The first point to be reemphasized in our cases is that whenever the relation between
SMV and SMA is reversed in imaging, there is presence of some form of intestinal rotation
abnormality.[8 ] One pancreatic anatomical variation found to be associated in these cases is a hypoplastic
uncinate process. This needs to be remembered and dissection performed accordingly.

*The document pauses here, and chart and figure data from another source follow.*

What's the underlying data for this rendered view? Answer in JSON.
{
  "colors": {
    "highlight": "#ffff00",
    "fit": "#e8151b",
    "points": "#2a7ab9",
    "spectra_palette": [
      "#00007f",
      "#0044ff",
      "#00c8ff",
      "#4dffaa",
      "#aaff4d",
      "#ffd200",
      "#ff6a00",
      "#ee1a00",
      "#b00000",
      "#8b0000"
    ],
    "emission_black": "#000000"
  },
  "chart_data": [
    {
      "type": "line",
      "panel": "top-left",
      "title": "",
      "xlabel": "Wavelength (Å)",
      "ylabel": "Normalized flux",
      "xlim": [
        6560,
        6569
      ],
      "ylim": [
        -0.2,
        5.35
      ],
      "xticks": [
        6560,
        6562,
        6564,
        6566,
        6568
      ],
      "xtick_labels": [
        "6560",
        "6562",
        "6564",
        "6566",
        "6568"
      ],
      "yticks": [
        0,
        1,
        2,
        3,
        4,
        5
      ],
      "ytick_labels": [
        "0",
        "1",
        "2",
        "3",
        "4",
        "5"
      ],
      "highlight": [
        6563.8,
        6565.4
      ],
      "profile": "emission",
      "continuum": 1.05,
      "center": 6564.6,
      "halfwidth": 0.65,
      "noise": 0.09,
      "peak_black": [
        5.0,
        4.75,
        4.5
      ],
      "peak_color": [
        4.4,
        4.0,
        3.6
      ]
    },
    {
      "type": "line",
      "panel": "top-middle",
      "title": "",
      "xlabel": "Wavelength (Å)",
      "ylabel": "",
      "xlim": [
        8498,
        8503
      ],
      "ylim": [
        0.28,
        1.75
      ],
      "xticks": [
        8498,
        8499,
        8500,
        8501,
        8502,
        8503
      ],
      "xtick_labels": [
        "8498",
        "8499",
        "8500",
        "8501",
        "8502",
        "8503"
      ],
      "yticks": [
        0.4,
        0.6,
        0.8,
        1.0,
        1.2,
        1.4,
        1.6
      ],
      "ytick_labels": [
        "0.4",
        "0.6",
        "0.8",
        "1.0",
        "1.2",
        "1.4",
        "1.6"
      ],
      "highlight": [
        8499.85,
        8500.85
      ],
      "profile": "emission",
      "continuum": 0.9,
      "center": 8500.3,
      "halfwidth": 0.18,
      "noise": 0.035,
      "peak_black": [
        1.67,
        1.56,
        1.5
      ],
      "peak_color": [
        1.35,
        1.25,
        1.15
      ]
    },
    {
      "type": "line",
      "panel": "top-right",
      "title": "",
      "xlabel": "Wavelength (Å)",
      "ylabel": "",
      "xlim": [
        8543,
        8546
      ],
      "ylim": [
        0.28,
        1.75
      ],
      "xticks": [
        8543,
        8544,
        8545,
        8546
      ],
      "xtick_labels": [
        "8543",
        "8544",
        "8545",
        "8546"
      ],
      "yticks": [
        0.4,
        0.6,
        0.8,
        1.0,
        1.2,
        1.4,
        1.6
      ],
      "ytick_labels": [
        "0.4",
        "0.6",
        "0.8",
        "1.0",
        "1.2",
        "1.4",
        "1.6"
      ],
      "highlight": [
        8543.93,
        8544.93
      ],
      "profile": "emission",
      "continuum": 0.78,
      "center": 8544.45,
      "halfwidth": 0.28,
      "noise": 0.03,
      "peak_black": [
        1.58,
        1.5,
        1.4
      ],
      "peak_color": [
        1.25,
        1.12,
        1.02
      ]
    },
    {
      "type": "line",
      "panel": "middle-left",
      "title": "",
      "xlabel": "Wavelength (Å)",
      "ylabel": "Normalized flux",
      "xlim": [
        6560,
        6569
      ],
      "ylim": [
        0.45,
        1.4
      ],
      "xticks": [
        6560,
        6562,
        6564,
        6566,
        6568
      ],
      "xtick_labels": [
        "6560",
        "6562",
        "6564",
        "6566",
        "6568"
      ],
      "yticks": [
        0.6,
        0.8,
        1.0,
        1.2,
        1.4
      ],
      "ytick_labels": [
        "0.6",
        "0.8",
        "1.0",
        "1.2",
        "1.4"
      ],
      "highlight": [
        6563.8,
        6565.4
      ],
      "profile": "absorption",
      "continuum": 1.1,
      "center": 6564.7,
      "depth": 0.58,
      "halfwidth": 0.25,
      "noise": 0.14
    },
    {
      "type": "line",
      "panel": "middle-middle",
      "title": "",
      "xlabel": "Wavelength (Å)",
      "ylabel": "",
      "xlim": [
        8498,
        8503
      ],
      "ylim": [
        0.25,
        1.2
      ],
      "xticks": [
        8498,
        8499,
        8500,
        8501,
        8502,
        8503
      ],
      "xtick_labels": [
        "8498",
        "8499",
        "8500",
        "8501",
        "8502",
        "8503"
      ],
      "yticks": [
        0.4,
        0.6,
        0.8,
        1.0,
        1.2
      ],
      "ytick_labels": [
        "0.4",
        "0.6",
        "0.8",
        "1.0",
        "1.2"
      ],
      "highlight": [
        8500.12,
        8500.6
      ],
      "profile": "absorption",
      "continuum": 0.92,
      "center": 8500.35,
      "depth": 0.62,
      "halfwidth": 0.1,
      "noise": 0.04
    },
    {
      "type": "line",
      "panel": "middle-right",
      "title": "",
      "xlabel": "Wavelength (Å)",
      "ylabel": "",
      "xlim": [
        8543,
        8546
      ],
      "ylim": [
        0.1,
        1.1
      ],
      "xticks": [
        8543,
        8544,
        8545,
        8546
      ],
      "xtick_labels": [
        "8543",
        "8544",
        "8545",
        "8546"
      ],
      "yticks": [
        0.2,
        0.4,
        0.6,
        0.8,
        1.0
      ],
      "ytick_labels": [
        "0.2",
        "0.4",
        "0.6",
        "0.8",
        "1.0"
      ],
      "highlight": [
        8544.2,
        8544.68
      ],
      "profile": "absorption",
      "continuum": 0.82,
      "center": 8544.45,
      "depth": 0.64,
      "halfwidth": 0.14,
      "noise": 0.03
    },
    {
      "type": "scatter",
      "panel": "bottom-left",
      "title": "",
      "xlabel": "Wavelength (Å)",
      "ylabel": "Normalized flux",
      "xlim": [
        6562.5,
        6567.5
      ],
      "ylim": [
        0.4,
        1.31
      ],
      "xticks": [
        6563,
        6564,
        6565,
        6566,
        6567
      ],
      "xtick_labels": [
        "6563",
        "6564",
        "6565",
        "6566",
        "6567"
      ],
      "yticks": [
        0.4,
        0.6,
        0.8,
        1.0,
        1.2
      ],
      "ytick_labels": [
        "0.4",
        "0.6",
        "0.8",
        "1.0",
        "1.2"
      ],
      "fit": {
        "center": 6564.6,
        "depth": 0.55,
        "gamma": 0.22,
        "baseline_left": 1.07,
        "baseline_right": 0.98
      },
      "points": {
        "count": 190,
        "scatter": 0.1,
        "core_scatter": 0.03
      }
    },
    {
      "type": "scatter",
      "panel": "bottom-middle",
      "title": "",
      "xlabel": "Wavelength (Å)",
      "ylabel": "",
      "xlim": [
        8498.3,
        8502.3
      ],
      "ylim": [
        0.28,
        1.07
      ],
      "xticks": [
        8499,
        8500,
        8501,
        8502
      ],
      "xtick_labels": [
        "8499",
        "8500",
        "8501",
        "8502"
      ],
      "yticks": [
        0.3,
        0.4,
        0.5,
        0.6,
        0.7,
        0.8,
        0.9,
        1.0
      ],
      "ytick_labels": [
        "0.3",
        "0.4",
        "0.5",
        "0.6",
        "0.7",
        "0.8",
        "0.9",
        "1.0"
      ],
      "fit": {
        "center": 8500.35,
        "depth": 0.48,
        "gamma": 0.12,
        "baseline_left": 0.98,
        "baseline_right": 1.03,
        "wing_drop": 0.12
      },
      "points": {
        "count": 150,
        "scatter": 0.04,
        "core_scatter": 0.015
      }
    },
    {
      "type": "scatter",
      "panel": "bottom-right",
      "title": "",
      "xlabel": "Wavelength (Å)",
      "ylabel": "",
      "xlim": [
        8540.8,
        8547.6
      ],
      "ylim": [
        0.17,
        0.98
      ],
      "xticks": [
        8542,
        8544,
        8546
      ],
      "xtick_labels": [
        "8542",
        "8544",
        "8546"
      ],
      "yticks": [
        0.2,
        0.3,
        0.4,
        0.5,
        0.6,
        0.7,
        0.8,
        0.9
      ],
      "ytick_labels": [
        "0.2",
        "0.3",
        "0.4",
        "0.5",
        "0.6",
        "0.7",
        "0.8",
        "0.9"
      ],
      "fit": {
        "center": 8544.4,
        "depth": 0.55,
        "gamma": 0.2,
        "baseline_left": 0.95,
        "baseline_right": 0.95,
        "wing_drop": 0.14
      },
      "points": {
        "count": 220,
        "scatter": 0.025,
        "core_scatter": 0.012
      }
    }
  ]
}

Heterotaxy syndromes and preduodenal portal vein has also been associated with intestinal
rotation abnormalities and should be excluded.[9 ] Arterial and venous variations are common in presence of intestinal malrotation
and these should be looked for. Also, the vascular branches to jejunum arise from
the right of SMA rather than the left. These need to be preserved while doing adhesiolysis
of the nonrotated or malrotated large bowel from small bowel.[2 ]
[5 ]
Mateo et al has described significant vascular variations of celiac trunk, SMV, and
SMA in his series of three patients undergoing PD in presence of intestinal malrotation.[3 ] The vascular variations also affects the resectability of the tumor as has been
discussed in one of the published cases where the duodenal carcinoma was operated
in spite of arterial involvement, as the involvement was due to an anatomical variation
and not due to extensive disease.[4 ] When in these cases, a replaced right hepatic artery is present or there is variant
gastroduodenal or inferior pancreaticoduodenal artery, SMA-first approach is better
for quick delineation of the vessels at the inferior border of pancreas and earlier
vascular control.[10 ]
The relation of duodenum and cecum to the mesenteric vessels needs to be determined
as this will impact the key steps of duodenal mobilization, defining the lower border
of pancreas, and forming the anastomotic limb. Abnormal location of ligament of Treitz
can make the identification of vascular anatomical landmarks difficult during surgery,
especially the mesenteric vein which can lead to intraoperative bleeding complications.
These relations need to be studied in detail preoperatively on the imaging studies
to avoid such intraoperative difficulties.[2 ]
[3 ]
[11 ]
In reverse rotation, transverse colon passes posterior to the vessels and duodenum
is anterior. In complete nonrotation as in our second case, the mesentery is oriented
vertically downward and this will make the mobilization of intestine for anastomosis
very difficult.[3 ]
[5 ] Clumping of small bowel in the right abdomen in presence of incomplete intestinal
rotation makes Kocher's maneuver difficult. Complete division of Ladd's bands is required
in these cases to avoid peritoneal adhesions causing obstruction after surgery while,
at the same time, mesenteric vasculature to small bowel needs to be preserved to avoid
small bowel ischemia. A longer segment of small bowel needs resection in these cases
to create a tension-free anastomosis. Also, the anastomosis will be paracolic and
mobilization of hepatic flexure and cecum may be avoided in these cases.[2 ]
[3 ]
[5 ]
[11 ]
Thus, in these cases with intestinal malrotation, the key principles are to perform
an accurate preoperative imaging to identify the anomalies present, plan a surgical
approach based on the variations present which may be different from the conventional
sequence of steps while performing PD, and perform careful adhesiolysis to avoid intestinal
devascularization.[5 ]
[11 ]
[12 ] A useful technique is to follow each vessel to its origin to identify its variation
before division of the vessel to avoid ischemia to critical structures in PD. Jejunal
division may need modification to create a tension free anastomosis.[2 ]
[3 ]
Conclusion
PD in presence of intestinal malrotation can be technically challenging and needs
careful preoperative planning and intraoperative modifications of conventional steps
to avoid complications and achieve a good outcome.